While the Verigene test does not identify parasites, the clinical manifestation and epidemiological background of parasitic infections is “quite different from bacterial and viral causes,” he said. With no parasite panel to include, he added, “we are going to deal with the parasite in a completely different scenario.”

They asked themselves whether they needed a panel to detect Plesiomonas shigelloides and Aeromonas—which the Verigene test does not include—and decided they did not, since the health system isolated only two P. shigelloides and no Aeromonas in 2016 using stool culture. “Although those two organisms were not a concern for us and not necessary to include in a molecular panel, we did decide to offer a custom stool culture for these organisms in case the microbiology department wanted to test for these,” Dr. Alexander said.
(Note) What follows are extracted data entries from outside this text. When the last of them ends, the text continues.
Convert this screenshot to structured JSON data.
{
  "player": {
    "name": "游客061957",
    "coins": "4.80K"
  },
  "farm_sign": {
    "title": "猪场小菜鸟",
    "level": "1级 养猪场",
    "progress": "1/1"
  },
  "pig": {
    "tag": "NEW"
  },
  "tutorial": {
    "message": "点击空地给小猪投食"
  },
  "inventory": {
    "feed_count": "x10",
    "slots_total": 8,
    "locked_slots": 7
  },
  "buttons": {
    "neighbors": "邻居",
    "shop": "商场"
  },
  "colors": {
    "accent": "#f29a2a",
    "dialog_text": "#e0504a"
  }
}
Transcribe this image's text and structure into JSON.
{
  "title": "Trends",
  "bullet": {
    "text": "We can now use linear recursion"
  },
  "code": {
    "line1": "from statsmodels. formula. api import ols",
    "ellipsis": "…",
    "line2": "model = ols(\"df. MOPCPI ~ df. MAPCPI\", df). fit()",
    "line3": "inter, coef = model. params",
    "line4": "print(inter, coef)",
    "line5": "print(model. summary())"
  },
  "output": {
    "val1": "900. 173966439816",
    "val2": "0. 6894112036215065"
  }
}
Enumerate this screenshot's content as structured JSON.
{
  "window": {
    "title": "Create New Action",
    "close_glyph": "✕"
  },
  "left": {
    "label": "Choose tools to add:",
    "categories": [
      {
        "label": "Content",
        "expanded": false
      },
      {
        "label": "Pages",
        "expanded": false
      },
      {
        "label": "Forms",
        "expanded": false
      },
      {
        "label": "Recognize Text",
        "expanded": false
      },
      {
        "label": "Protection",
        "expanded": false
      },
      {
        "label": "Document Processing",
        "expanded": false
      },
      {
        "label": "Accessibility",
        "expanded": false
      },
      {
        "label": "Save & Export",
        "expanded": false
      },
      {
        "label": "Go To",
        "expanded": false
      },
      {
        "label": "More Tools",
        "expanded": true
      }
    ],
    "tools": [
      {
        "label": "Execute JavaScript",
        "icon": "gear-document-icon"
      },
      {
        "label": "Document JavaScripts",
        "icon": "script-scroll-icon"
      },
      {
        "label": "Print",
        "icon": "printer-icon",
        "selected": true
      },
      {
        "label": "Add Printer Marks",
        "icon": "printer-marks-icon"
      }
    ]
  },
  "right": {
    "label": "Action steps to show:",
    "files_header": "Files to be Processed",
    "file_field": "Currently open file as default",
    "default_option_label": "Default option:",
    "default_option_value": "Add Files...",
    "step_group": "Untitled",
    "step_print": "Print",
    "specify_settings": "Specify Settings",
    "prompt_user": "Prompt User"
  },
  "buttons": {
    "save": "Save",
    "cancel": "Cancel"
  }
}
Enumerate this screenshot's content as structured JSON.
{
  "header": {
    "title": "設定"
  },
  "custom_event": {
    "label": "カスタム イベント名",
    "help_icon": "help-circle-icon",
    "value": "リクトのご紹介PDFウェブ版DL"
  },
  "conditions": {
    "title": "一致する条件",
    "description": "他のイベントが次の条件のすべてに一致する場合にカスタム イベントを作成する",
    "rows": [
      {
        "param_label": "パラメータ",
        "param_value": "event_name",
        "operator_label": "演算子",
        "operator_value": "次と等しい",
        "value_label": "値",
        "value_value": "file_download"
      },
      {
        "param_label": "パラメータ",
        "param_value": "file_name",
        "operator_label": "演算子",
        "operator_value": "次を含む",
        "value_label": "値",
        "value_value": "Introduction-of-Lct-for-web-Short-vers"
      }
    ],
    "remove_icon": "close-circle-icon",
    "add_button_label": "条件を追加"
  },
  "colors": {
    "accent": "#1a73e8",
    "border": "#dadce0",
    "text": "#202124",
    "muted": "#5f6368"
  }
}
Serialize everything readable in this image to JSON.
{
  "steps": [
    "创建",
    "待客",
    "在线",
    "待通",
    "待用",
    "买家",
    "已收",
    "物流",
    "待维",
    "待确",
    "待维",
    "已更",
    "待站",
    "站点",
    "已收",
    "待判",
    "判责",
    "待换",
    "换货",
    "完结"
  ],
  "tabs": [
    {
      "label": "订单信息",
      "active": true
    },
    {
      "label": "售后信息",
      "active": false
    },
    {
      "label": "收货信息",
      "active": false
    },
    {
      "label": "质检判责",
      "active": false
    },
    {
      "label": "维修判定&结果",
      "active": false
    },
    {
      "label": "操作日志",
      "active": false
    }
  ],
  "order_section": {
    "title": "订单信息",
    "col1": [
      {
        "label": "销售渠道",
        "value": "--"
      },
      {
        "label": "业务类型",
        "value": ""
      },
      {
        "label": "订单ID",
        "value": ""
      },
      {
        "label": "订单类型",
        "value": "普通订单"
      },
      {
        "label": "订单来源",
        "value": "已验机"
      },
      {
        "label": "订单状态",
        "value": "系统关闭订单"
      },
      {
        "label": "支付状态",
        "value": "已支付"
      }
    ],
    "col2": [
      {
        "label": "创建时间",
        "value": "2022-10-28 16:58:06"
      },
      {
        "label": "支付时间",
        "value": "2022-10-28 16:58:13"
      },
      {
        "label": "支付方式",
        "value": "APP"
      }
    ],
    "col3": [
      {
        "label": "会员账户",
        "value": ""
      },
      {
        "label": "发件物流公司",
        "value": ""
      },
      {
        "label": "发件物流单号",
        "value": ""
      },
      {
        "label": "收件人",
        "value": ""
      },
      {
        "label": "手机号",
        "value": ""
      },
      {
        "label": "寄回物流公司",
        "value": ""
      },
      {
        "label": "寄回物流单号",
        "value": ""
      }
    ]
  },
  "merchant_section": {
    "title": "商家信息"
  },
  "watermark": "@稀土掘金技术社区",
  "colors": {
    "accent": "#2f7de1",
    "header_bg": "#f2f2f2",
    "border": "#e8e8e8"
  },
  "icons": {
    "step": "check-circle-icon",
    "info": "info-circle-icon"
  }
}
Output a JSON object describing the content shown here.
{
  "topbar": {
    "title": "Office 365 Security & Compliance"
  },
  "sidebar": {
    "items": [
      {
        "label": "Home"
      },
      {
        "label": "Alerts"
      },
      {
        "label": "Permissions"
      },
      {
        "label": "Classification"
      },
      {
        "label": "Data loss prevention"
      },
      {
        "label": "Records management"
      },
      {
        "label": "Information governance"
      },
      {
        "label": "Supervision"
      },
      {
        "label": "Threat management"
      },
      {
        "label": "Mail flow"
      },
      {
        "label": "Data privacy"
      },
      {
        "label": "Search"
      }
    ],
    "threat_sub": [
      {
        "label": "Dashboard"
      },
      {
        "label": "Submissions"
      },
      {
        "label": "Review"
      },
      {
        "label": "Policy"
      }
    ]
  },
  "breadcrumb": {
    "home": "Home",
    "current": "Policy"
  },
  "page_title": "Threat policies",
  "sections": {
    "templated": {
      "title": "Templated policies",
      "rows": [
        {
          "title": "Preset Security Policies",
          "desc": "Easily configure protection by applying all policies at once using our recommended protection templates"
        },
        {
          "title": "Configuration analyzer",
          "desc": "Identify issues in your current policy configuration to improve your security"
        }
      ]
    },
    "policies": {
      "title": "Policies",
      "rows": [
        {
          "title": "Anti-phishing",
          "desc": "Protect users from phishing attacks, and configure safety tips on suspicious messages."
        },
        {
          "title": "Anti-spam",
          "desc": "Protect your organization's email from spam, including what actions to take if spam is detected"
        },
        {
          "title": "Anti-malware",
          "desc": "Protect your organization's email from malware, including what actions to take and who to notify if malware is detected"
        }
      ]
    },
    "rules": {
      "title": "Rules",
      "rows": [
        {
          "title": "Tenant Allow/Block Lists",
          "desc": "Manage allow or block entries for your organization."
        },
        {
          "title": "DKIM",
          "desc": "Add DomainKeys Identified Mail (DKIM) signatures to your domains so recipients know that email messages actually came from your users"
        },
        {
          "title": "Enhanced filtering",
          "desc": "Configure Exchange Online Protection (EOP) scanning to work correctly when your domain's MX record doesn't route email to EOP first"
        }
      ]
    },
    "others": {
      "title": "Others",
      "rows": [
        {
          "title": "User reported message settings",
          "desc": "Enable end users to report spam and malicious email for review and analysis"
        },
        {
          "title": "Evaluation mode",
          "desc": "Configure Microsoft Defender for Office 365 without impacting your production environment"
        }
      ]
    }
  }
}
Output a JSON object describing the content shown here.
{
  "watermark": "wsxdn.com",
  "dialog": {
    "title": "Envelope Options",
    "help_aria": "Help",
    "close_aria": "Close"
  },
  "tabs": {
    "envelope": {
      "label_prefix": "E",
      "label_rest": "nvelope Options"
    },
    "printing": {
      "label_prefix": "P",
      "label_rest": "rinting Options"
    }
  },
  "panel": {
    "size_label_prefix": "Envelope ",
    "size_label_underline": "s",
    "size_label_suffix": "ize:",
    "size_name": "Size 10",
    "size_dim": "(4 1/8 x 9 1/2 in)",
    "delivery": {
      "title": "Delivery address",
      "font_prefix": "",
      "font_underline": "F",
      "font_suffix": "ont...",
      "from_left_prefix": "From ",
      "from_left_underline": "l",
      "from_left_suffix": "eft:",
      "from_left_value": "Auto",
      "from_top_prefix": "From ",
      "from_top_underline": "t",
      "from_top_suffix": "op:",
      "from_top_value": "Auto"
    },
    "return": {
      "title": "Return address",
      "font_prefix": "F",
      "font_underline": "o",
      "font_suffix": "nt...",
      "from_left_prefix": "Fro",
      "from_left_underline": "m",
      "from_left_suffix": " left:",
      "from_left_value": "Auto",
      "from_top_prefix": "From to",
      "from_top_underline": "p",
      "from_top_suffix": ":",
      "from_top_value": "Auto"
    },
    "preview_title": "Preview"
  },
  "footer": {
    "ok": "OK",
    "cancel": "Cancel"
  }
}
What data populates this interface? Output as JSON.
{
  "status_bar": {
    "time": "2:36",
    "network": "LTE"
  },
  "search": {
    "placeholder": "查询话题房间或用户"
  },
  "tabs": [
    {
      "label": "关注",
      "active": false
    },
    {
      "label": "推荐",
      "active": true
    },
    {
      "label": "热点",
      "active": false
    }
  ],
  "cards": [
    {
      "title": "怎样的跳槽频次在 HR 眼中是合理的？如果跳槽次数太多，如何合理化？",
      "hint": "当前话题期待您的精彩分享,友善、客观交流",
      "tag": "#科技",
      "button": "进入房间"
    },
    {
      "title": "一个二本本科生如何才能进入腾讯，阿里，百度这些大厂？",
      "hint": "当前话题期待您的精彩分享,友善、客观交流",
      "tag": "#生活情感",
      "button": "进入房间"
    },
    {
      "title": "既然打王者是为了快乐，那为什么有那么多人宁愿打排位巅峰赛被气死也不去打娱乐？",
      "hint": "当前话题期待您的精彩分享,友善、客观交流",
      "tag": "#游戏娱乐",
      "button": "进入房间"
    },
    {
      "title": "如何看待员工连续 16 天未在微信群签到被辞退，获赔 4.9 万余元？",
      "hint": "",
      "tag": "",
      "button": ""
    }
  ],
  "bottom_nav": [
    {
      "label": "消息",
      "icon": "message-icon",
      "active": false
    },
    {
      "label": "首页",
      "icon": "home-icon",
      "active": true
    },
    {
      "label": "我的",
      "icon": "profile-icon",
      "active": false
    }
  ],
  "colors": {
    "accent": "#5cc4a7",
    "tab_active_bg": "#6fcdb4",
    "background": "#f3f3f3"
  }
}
Once they determined the Verigene system best suited their needs for enteric pathogen testing, Dr. Alexander and his colleagues validated the sensitivity and specificity of the test using 58 frozen stool samples they had previously cultured. Ten were known negative and 48 were known positive and included Salmonella spp., Shigella spp., Campylobacter spp., Vibrio, Yersinia enterocolitica, Shiga toxin 1 and 2 E. coli, as well as rotavirus and norovirus. Dr. Alexander and his team found the panel was 100 percent sensitive and 100 percent specific: “All the targets were detected as suspected.”

“Worth noting is that the custom Verigene multiplex panel we built includes nine different targets, but the samples we used only tested positive for the single target we tested for,” Dr. Alexander said. “So that means every time you run the sample, you have one positive target detected but you also have eight negative targets. This is something to consider in your validation protocol.”

They also tested for reproducibility by running at least five samples twice by the same operator and for precision by running at least five samples twice by two different operators. “One hundred percent reproducibility and precision were obtained,” he says.